THY de çalışanlar yılda 16 maaş alıyormuş. "O yüzden siz bu rakamın brüt değil, net maaş olduğunu düşünebilirsiniz." diye de eklemiş.
THY de tavan maaş buymuş.
Sekiz genel müdür yardımcısı varmış. Onlarında maaşı, bu rakamın %90 ı yani 1.260.000 TL imiş.
THY deki 41 başkanın da maaşı, Genel müdür maaşının %50 si yani 700.000 TL imiş.
53 başkan yardımcısının maaşı. Yine bu rakamın %35 i yani 490.000 TL imiş.
Ayrıca, THY de yüzlerce müdür varmış. Onlarında maaşı Gn. Müdür maaşının %25 i yani 350.000 TL civarında imiş.

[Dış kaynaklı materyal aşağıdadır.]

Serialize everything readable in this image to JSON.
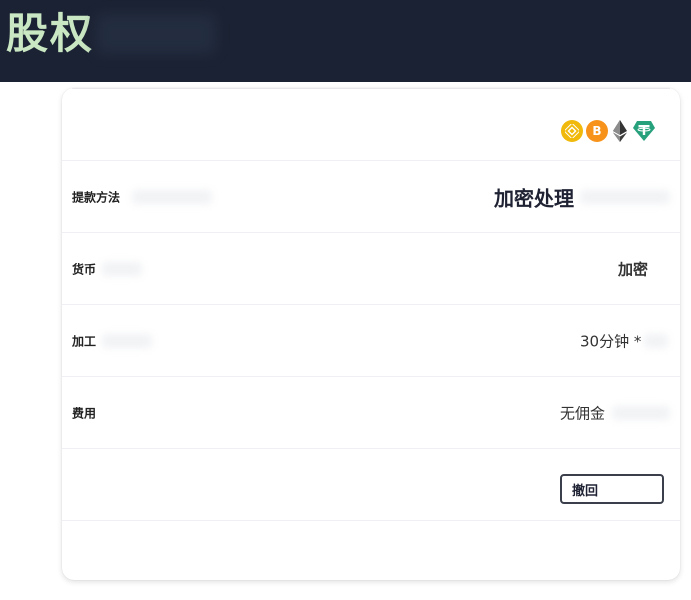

Bunlar Bilal Yıldız'ın basında da yer alan iddiaları. Şu ana kadar yalanlanmadığına göre iddiaların doğru olduğu söylenebilir.
Bu ücretlerin dünya ölçeğinde, diğer Hava yolu şirketleriyle kıyaslandığında düşük olduğunu biliyorum. Fakat ortada bir Türkiye gerçeği var. Bizim milyonlarca emeklimiz 10 bin TL maaşla yaşam mücadelesi veriyor. Onların emeklileri o uçaklarla dünyayı geziyor. Bizimkiler ise ucuz ekmek kuyruğunda. Avrupa'da ortalama emekli maaşları 1500/2000 Euro
Bu örneklerden sonra, neden gelir dağılımında en eşitsiz ülkeler arasındayız? Sorusunun yanıtı daha kolay anlaşılıyor.
Türkiye'de nüfusun en çok kazanan %10'unun yıllık ortalama geliri, en az kazanan %50'lik kesimden 23 kat fazla. Bu skorla Türkiye, Brezilya, Meksika ve Hindistan gibi ülkelerle birlikte dünyada gelir dağılımının en eşitsiz olduğu ülkeler arasında yer alıyor.
Gelir dağılımı adaletsizliği; oransal olarak az sayıda insanın, gereğinden fazla tüketim imkânına sahip olmasına; oransal olarak çok sayıda insanın da, temel ihtiyaçlarını dâhi karşılama olanağından yoksun kalmasına neden oluyor.
Gelir dağılımındaki eşitsizlik, ekonomide verimliliği ve büyüme oranlarını olumsuz yönde etkiliyor.
Toplumsal açıdan kısa ve orta vadede sosyal refahın tesis edilmesi imkansız hale geliyor.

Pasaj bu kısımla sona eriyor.